Werdohler Rundwanderweg


Erstellt von: SGV
Streckenlänge: 58 km
Gehzeit o. Pause: 16 Std. 9 Min.
Höhenmeter ca. ↑2274m  ↓2274m
Werdohler Rundwanderweg im Sauerland

Wie in vielen Orten im Sauerland so gibt es auch in Werdohl einen großen Rundwanderweg, der vom Sauerländischen Gebirgsverein mit einem weißen W im Kreis markiert ist und mit knapp 60km zu Buche schlägt. Ein möglicher Einstiegspunkt in den Werdohler Rundwanderweg ist die Sporthalle Riesei im Ortsteil Königsburg. Von hier geht man in die Ascheyer Straße und wandert los auf dem Rundwanderweg in Richtung Pungelscheid.
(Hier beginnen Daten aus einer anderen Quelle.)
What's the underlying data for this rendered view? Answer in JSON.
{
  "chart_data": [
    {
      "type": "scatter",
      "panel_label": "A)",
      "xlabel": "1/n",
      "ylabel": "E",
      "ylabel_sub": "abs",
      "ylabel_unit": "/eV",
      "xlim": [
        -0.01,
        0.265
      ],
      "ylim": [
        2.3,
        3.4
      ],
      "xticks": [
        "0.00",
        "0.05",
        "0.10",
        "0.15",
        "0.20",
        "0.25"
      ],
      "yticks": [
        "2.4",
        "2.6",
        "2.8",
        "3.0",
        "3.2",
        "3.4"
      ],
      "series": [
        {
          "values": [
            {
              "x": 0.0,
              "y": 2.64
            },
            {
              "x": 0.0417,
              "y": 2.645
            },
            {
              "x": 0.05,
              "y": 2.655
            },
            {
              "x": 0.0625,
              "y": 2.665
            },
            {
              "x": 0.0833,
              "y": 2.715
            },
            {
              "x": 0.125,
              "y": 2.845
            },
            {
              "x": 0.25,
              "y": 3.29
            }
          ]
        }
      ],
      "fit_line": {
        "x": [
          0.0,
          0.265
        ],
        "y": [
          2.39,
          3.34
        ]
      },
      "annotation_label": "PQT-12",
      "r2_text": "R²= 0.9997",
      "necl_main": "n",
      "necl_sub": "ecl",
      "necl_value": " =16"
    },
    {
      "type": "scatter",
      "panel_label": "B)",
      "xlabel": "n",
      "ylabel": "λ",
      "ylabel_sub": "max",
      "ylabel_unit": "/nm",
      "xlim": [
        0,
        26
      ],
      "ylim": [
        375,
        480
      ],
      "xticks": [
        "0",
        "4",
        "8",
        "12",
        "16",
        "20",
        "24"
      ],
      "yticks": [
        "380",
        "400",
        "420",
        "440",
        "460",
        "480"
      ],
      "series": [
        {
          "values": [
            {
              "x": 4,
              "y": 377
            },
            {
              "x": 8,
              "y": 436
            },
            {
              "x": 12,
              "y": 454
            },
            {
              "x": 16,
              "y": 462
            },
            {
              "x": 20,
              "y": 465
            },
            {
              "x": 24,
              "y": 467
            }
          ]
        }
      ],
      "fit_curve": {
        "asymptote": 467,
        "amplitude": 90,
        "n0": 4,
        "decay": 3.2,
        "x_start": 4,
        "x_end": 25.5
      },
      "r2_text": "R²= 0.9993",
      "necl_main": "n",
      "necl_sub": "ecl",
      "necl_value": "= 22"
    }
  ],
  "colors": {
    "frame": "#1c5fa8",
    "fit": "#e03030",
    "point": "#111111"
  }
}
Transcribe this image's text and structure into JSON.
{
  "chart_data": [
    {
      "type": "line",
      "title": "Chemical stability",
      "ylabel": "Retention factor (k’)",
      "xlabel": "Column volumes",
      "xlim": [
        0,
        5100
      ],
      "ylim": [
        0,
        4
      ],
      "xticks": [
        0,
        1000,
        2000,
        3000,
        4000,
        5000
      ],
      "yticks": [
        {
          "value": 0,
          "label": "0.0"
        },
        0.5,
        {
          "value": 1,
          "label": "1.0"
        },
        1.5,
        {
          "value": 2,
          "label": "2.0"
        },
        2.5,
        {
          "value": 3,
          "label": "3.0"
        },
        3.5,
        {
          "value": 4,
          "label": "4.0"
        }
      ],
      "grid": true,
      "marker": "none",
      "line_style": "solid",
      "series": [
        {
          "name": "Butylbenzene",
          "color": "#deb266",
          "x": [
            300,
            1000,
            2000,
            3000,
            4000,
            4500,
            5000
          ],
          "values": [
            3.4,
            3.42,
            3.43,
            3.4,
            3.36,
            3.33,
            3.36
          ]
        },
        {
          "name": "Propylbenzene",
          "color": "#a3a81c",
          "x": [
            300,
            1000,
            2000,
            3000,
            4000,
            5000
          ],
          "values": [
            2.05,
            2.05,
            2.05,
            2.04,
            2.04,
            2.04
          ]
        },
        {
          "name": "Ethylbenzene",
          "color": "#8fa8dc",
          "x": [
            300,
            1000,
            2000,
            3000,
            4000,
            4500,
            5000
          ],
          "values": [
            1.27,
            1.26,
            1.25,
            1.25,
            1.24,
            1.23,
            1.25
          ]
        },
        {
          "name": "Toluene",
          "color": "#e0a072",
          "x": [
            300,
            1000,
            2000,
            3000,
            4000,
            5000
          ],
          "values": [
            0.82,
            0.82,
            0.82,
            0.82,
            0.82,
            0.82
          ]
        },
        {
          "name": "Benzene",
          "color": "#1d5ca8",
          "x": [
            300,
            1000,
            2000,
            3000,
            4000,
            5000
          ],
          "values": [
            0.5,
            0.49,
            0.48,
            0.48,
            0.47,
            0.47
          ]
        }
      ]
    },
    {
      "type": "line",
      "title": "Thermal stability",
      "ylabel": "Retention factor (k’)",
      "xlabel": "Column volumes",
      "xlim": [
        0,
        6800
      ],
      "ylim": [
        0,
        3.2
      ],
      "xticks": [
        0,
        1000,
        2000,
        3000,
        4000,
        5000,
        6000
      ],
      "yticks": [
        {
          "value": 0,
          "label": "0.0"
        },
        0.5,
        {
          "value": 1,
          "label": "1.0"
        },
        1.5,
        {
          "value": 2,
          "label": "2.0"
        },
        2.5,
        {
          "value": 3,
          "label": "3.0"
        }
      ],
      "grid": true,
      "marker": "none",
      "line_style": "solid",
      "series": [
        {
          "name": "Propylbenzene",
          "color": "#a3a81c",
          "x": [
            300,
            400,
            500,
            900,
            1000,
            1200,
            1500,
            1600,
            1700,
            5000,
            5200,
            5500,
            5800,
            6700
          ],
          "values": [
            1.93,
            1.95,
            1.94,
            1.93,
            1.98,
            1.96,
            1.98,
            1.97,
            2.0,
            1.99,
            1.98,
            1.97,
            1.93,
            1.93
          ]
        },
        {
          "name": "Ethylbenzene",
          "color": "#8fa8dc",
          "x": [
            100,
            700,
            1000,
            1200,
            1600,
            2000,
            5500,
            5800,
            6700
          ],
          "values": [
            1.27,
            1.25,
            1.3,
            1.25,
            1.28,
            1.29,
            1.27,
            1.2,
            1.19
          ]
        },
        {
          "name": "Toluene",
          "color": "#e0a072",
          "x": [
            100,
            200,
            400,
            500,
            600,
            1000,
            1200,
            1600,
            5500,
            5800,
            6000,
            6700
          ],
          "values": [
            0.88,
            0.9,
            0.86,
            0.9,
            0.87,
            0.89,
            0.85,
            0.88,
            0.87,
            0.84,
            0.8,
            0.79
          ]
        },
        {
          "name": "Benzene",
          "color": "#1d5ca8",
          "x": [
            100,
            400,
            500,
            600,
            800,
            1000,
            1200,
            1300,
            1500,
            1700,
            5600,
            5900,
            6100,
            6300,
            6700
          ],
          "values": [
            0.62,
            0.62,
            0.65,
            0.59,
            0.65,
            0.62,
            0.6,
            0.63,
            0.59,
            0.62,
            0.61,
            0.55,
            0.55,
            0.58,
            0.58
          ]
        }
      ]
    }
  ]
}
Pungelscheid war einst Standort einer eigenen Burg, auf der die Herren von Neuhoff residierten. Die Burg selbst ist nicht mehr vorhanden, seitdem 1797 der Blitz einschlug und Burg Pungelscheid niederbrannte. Heute noch bewundern kann man einige Gebäude aus der Zeit nach dem Brand. Das älteste von ihnen ist der Haferkasten aus dem Jahr 1803. Eine Schmiede sowie ein Kornspeicher, beides eingeschossige Gebäude aus Bruchsteinmauerwerk, entstanden 1828.

Vorbei an einem Grauwacke-Steinbruch führt der Werdohler Rundwanderweg südwärts nach Grimmighausen, das bereits zu Plettenberg gehört. Kern der Siedlung ist ein Herrenhaus, das man heute auch Schloss Grimmighausen nennt und das auf ein Rittergut aus dem 15. Jahrhundert zurückgeht.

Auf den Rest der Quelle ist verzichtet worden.